While the strong US dollar is probably the main cause, “obviously optics” has contributed to it, Jacobson said with a wry smile and shake of his head.
“It’s hard to ignore what’s happening in Washington."
Continuing bad blood between the US and Chinese national governments has been another focus point for Jacobson and his fellow industry leaders. While the group didn’t have any figures on hand regarding changes to Chinese visitor numbers, they pointed out that continuing to make travel as convenient as possible between Chicago and China was a priority.
“We’re still welcoming,” Sam Toia, chief of the Illinois Restaurant Association, added firmly.
Jacobson: “I think we’re doing a good job of offsetting the perception issues out there by saying: ‘Don’t worry about what’s going on in Washington. We’re different, we’re local, we are the true American experience’.”
For New Zealander Steve Gianoutsos, co-owner of Mojo Coffee, the antics of the US federal government has impacted his Chicago cafe in other ways.
Gianoutsos, who opened the first Mojo cafe in North America in downtown Chicago 18 months ago, grinned as he discussed what it was like to operate in a strong economy, with very low unemployment but also a huge amount of uncertainty.
Tight immigration rules probably meant it would be harder to find staff for hospitality jobs in an already-stretched labour market, Gianoutsos said.
“But, it’ll do other things for the industry. It’ll probably force the wages up - which is not a bad thing.
“There’s a lot of uncertainty in the market and that’s what people don’t like. No one likes it - governments don’t like it, staff don’t like it, businesses don’t like it, and it’s tough. You know what the rule is right now, but it could change next week. Anything can happen at the moment.”

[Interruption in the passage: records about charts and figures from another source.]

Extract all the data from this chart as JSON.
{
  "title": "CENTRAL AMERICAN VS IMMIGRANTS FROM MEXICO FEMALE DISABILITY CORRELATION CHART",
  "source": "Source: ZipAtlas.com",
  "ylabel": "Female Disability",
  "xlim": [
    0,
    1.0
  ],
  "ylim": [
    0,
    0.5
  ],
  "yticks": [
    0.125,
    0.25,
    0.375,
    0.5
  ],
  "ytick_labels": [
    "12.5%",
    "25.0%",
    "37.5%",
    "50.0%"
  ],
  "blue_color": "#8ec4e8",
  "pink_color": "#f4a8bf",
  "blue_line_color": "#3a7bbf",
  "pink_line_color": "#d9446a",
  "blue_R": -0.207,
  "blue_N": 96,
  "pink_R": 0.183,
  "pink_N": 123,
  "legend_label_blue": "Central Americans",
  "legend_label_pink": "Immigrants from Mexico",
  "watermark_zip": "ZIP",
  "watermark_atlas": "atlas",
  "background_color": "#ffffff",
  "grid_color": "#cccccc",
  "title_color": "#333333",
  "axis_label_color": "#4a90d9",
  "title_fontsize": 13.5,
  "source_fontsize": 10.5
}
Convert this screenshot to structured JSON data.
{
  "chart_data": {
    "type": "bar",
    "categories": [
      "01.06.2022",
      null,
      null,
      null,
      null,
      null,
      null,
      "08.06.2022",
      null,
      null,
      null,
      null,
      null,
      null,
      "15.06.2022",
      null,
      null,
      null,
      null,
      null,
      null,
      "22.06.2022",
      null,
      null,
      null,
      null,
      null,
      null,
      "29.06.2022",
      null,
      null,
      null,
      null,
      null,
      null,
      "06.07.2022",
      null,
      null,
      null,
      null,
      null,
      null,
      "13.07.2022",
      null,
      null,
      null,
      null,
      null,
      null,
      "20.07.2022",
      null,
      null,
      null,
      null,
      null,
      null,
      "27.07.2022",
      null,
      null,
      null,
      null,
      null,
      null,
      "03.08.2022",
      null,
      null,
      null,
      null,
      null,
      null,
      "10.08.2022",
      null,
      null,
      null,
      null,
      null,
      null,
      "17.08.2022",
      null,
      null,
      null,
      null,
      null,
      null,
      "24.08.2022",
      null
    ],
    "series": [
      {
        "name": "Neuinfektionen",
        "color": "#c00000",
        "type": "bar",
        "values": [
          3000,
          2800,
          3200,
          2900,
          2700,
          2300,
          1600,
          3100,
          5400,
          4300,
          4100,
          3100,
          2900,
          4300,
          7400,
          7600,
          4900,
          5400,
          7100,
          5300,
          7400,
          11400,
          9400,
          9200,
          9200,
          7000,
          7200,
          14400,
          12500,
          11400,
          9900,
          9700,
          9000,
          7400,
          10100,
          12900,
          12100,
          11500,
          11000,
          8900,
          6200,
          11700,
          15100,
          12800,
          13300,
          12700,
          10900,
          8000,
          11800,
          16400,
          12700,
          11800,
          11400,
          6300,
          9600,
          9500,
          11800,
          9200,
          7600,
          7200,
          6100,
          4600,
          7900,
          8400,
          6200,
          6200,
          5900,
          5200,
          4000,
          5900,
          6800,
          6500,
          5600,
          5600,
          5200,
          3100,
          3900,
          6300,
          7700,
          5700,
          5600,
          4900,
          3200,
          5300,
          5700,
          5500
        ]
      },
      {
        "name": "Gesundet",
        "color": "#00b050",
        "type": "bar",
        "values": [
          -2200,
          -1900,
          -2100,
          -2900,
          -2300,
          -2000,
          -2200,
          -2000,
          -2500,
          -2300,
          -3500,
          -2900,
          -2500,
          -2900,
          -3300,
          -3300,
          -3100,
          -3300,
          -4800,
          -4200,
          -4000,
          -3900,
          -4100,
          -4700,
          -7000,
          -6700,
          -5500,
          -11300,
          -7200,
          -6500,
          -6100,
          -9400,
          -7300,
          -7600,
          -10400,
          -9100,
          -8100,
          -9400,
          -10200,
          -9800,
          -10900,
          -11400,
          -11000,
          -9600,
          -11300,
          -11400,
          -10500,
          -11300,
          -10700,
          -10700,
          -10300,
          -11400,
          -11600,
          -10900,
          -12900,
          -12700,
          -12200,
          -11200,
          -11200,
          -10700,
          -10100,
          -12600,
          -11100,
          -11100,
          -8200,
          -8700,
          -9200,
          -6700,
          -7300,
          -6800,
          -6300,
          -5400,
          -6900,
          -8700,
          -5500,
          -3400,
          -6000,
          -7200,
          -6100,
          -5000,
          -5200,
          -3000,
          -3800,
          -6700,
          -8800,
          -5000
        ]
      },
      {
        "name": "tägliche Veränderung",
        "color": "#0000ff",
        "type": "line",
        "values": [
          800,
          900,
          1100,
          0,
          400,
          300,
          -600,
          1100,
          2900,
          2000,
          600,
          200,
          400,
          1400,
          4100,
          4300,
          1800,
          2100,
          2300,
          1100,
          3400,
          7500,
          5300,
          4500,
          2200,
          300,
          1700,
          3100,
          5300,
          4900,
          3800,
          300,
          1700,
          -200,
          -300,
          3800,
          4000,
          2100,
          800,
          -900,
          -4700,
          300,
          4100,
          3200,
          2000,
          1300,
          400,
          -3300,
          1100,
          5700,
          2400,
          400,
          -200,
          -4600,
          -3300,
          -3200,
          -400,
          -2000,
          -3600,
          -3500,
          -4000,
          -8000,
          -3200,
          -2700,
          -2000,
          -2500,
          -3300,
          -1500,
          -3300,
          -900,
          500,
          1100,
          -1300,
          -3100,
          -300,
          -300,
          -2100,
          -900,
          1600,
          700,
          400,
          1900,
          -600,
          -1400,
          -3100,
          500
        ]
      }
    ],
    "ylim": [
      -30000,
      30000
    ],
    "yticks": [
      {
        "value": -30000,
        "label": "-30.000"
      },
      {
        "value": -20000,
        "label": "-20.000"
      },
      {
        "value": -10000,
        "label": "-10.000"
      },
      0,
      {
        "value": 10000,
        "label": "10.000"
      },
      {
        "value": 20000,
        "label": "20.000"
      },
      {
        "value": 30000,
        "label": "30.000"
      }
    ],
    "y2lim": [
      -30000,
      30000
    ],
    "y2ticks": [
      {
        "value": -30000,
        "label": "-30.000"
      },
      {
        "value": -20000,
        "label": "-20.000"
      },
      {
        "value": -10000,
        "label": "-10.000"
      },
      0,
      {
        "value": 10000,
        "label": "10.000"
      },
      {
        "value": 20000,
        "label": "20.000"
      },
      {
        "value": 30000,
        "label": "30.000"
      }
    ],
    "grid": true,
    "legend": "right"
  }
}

Gianoutsos, who is aiming to open a second Mojo cafe in Chicago in the next “few months” also touched on the complexities of doing business in the city.
“Things take a long time to happen here. In New Zealand, you can get a Heads of Agreement and a lease in a couple of days - here it takes about six months. You’ve got to have a lot of irons in the fire.”
Despite that, and the unpredictability trickling down from Trump’s DC, Gianoutsos is keen to give Chicago his best shot. He and his wife Julie want to achieve similar expansion success in the city as they had in New Zealand. Ultimately, the US would likely be the company’s main market, Gianoutsos said.
Currently, most of the 36 Mojo cafes are located in Auckland and Wellington. While the Gianoutsos run the Chicago one, there are also four outlets operating under the Mojo name in Japan, and another two in China.
The aim is 30 stores across Chicago in the next seven years, Gianoutsos said.
And with that strong base in the midwest, and Air New Zealand’s direct Auckland to Chicago route starting at the end of the month, edging into Europe didn’t seem far off either, he added.
“We’re on a big adventure,” Gianoutsos said. “This is where we can really build and scale. If I’m based here, it’s easier to go - one trip to New Zealand, and one trip to Europe.”
Reporter Teuila Fuatai travelled to Chicago courtesy of Air New Zealand.